Publicado 06/05/2016 10:18 | Editado 04/03/2020 16:24

O afastamento de Eduardo Cunha da Câmara, além de extirpar momentaneamente um câncer do Legislativo brasileiro, responsável por boa parte da atual crise política, serviu para compreender um pouco mais a lógica de funcionamento do STF. Quem pensa que a principal Corte do País age sempre em sintonia com o interesse coletivo e está atenta a eventuais urgências jurídicas, pode começar a rever seus conceitos. O episódio revela uma briga de egos que compromete a seriedade do Supremo. Difícil explicar como um caso fica cinco meses nas mãos de um ministro e o mesmo resolve antecipar uma liminar logo depois de um colega decidir colocar em votação uma outra ação envolvendo o polêmico personagem que, quase diariamente, agia para desmoralizar o Parlamento.
Por mais de um ano, Cunha deitou e rolou. Fez as manobras que quis, liderou um questionável processo de impeachment, encaminhou pautas-bomba e projetos retrógrados, prejudicou investigações contra ele no Conselho de Ética, tripudiou das instituições. Junte a isso as volumosas denúncias encaminhadas pela PGR. Contudo, nada disso foi suficiente para Teori Zavascki, relator do caso, se convencer. Precisou ser “atropelado” para sair da inércia. Mas, como muita gente falou ontem, antes tarde do que nunca. O que aconteceu é passado, mas precisa virar objeto de uma séria avaliação interna quando toda essa turbulência passar.

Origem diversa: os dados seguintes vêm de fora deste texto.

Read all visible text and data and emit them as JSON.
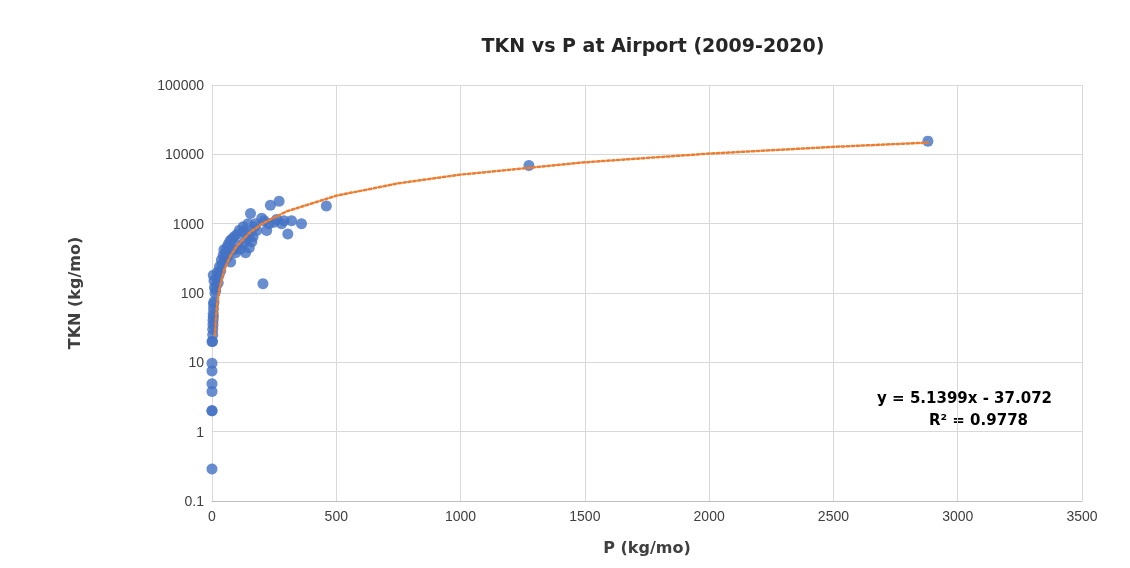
{
  "chart_data": {
    "type": "scatter",
    "title": "TKN vs P at Airport (2009-2020)",
    "xlabel": "P (kg/mo)",
    "ylabel": "TKN (kg/mo)",
    "log": "y",
    "grid": true,
    "marker": "circle",
    "xlim": [
      0,
      3500
    ],
    "xticks": [
      0,
      500,
      1000,
      1500,
      2000,
      2500,
      3000,
      3500
    ],
    "ylim": [
      0.1,
      100000
    ],
    "yticks": [
      0.1,
      1,
      10,
      100,
      1000,
      10000,
      100000
    ],
    "annotations": [
      "y = 5.1399x - 37.072",
      "R² = 0.9778"
    ],
    "series": [
      {
        "color": "#4472c4",
        "x": [
          0,
          0,
          0,
          0,
          0,
          0,
          0,
          2,
          3,
          3,
          4,
          4,
          5,
          5,
          6,
          6,
          8,
          0,
          5,
          8,
          10,
          12,
          15,
          18,
          20,
          22,
          25,
          28,
          30,
          35,
          38,
          40,
          45,
          48,
          50,
          55,
          60,
          62,
          65,
          72,
          75,
          80,
          88,
          90,
          95,
          100,
          105,
          110,
          115,
          125,
          128,
          130,
          135,
          140,
          145,
          150,
          150,
          155,
          160,
          165,
          170,
          175,
          180,
          200,
          205,
          210,
          220,
          230,
          235,
          250,
          260,
          270,
          280,
          290,
          305,
          320,
          360,
          460,
          1275,
          2880
        ],
        "values": [
          0.29,
          2.0,
          2.0,
          3.8,
          4.9,
          7.5,
          9.7,
          20,
          25,
          30,
          35,
          40,
          45,
          50,
          60,
          70,
          75,
          20,
          180,
          150,
          120,
          100,
          110,
          130,
          160,
          200,
          140,
          180,
          240,
          210,
          300,
          260,
          350,
          420,
          300,
          380,
          450,
          330,
          500,
          560,
          280,
          600,
          420,
          650,
          380,
          700,
          480,
          800,
          430,
          900,
          520,
          750,
          380,
          600,
          1000,
          700,
          450,
          1400,
          550,
          650,
          900,
          1000,
          800,
          1200,
          136,
          1100,
          800,
          1000,
          1850,
          1050,
          1150,
          2100,
          1000,
          1100,
          710,
          1100,
          1000,
          1800,
          6900,
          15500
        ]
      },
      {
        "type": "line",
        "color": "#ed7d31",
        "line_style": "dotted",
        "marker": "none",
        "x": [
          12,
          15,
          20,
          30,
          50,
          75,
          100,
          150,
          200,
          300,
          500,
          750,
          1000,
          1500,
          2000,
          2500,
          2880
        ],
        "values": [
          24.6,
          40.0,
          65.7,
          117.1,
          220,
          348.4,
          476.9,
          733.9,
          991,
          1505,
          2533,
          3818,
          5103,
          7673,
          10243,
          12813,
          14766
        ]
      }
    ]
  }
}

As atenções imediatas agora se voltam para Valdir Maranhão (PP-MA), comandante interino da Câmara. Também investigado pela Lava Jato e braço direito de Cunha, pairam dúvidas quanto à capacidade do deputado de garantir estabilidade ao Congresso até que o processo contra o peemedebista seja concluído e um novo presidente eleito. Com certeza, trata-se de um perfil mais maleável, bem diferente de seu aliado. Na própria apreciação do impeachment, surpreendeu ao votar junto com o Governo. Sem protagonismo na Câmara, seria um problema a menos para o provável presidente Michel Temer resolver nos próximos dias. Afinal, não possui a influência que o deputado afastado exercia sobre parcela importante dos colegas. Também não deve virar refém de Cunha, pois recebeu a notificação de afastamento sem nem consultá-lo. Ao mesmo tempo, não é homem de confiança de Temer, que deverá trabalhar para eleger alguém mais identificado com seu projeto. Caberá a Maranhão e aos demais parlamentares a prudência que faltou quando cometeram o desatino de escolher Eduardo Cunha presidente da Câmara. Que o erro tenha servido de lição e engrandeça a forma de atuação política. Derrotar um governo pode também significar derrotar um País. Os efeitos negativos serão sentidos por muito tempo.